An intimacy thus established, the two held a long talk. Patten explained why he had come on the long and hard journey alone in winter, and begged the chief to help him find his boy, if he was alive, or to let him know if he was dead. Without the slightest excitement, the chief replied (I improve his diction):

It was I who led that party which attacked your train and it was I who carried off your child; he is in my lodge now and is well; he longs to go to his father and mother, but it grieves me to part with him. You are his father, you are my Brother, and in two days he shall be here at the fort with you. But you must not go home alone with him, for he cannot live in the mountains before the spring comes.

And then the chief used the following words to the overjoyed parent (I still trim his sentences for him):

"Your boy is a Mason like us."

With the load lifted from his mind, the parent was able to laugh, but he had not the remotest idea of what the chief meant. All was made clear, however, when true to his promise, he brought Berton to Fort Laramie, and restored him to the arms of his father, and later to his overjoyed mother.
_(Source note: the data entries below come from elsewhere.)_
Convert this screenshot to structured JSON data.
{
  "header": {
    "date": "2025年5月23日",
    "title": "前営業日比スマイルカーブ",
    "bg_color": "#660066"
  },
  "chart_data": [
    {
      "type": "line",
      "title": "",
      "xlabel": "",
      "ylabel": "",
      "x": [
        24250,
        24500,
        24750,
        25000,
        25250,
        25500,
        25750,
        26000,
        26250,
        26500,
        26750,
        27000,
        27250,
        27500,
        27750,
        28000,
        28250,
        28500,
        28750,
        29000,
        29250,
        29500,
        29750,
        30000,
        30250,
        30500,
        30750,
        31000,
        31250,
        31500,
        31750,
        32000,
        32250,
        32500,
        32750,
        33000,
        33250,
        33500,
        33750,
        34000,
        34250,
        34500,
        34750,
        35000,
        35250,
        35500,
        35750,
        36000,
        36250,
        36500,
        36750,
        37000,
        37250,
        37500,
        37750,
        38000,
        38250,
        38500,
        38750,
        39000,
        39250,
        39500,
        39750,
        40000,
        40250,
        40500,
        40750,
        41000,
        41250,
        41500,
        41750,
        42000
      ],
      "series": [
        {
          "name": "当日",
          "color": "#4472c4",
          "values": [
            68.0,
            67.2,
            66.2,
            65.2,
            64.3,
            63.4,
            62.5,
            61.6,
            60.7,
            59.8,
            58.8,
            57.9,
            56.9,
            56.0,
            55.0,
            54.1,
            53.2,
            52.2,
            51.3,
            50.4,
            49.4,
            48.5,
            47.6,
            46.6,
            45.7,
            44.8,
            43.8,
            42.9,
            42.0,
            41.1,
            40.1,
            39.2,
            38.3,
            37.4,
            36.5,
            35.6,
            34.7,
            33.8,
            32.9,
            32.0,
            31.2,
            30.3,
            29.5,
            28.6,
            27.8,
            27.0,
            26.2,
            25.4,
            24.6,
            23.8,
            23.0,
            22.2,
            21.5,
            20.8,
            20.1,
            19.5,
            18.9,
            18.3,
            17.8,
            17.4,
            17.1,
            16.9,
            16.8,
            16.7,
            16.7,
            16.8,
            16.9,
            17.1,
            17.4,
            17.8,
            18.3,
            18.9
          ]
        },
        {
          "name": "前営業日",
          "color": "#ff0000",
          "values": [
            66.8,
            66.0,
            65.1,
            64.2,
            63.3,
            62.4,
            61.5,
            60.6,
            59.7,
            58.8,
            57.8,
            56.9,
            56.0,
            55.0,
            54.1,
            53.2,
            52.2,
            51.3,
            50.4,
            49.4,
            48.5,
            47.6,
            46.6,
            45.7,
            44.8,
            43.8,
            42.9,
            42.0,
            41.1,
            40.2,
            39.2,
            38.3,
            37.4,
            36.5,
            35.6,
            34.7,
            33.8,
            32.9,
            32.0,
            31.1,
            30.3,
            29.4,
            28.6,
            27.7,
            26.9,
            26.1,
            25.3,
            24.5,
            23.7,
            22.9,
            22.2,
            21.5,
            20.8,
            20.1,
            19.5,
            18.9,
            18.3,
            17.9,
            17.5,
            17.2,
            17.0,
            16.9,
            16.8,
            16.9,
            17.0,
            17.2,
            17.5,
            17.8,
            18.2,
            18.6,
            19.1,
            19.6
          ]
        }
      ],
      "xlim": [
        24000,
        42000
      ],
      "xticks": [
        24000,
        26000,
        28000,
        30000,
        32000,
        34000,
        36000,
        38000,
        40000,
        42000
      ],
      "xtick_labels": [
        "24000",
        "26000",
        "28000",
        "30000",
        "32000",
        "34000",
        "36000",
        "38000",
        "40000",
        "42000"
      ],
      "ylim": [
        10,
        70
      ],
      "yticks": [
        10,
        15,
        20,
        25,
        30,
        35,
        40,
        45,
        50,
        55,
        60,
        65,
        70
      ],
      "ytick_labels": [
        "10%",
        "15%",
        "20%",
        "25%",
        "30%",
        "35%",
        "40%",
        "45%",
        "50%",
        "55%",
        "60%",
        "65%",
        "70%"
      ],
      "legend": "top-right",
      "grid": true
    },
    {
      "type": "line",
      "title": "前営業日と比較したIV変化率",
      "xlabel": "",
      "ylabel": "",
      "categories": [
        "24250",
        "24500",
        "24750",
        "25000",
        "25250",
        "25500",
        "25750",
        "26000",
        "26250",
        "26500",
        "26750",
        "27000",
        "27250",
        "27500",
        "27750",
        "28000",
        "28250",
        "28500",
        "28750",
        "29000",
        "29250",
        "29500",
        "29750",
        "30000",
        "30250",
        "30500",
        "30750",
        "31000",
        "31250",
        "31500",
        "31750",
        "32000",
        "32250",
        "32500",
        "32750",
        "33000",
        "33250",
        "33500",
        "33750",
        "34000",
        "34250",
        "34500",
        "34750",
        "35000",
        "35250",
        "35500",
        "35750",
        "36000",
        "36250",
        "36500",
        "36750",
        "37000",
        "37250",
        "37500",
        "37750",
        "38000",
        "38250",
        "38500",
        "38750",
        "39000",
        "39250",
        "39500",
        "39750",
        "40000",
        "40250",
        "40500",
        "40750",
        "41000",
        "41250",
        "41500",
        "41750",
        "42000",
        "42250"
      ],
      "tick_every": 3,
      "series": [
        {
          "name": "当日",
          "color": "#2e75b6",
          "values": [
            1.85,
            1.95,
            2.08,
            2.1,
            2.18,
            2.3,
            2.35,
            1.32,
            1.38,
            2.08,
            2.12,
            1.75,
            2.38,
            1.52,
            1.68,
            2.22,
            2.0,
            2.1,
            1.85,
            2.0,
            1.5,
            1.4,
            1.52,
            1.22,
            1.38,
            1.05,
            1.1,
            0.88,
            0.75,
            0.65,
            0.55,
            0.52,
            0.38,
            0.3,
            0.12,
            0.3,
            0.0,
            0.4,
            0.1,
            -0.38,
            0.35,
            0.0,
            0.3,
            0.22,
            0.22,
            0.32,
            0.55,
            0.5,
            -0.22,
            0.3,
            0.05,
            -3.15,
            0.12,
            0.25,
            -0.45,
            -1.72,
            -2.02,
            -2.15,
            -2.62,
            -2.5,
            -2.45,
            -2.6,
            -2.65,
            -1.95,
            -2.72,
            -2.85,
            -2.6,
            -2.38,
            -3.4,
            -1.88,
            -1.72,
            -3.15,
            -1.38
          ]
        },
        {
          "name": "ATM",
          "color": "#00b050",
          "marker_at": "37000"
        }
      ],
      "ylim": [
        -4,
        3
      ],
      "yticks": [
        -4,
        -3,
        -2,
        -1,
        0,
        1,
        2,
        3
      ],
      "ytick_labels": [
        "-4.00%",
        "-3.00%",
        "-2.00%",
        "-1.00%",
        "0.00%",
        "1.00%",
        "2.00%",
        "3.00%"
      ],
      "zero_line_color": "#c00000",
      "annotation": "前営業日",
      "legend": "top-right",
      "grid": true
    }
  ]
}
Like a true Mason, Ca-wa-to accompanied the couple through the terrible mountains, never parting with them until well beyond the boundary of California and all danger was left behind.

The Cheyenne chief formed a strong liking for the boy Berton Patten, which was proved by the fact that although he must have known he had no earthly right to do such a thing, he nevertheless set out to make him a Freemason. He actually taught him the grips of the Entered Apprentice, and would have taken him in his crude way through the other two degrees, had not the arrival of the father prevented.

It may be added that it did not take Berton long to forget all the Masonic lore he had learned, so that when he was duly elected, at the age of twenty-one, a member of Alpha Lodge, No..., he began over again; but I still insist that he was as much a boy Mason as any female has ever been a woman Mason. If you agree with me you will justify the caption I have used, and if you do not agree with me, I don't see how you are going to help yourself.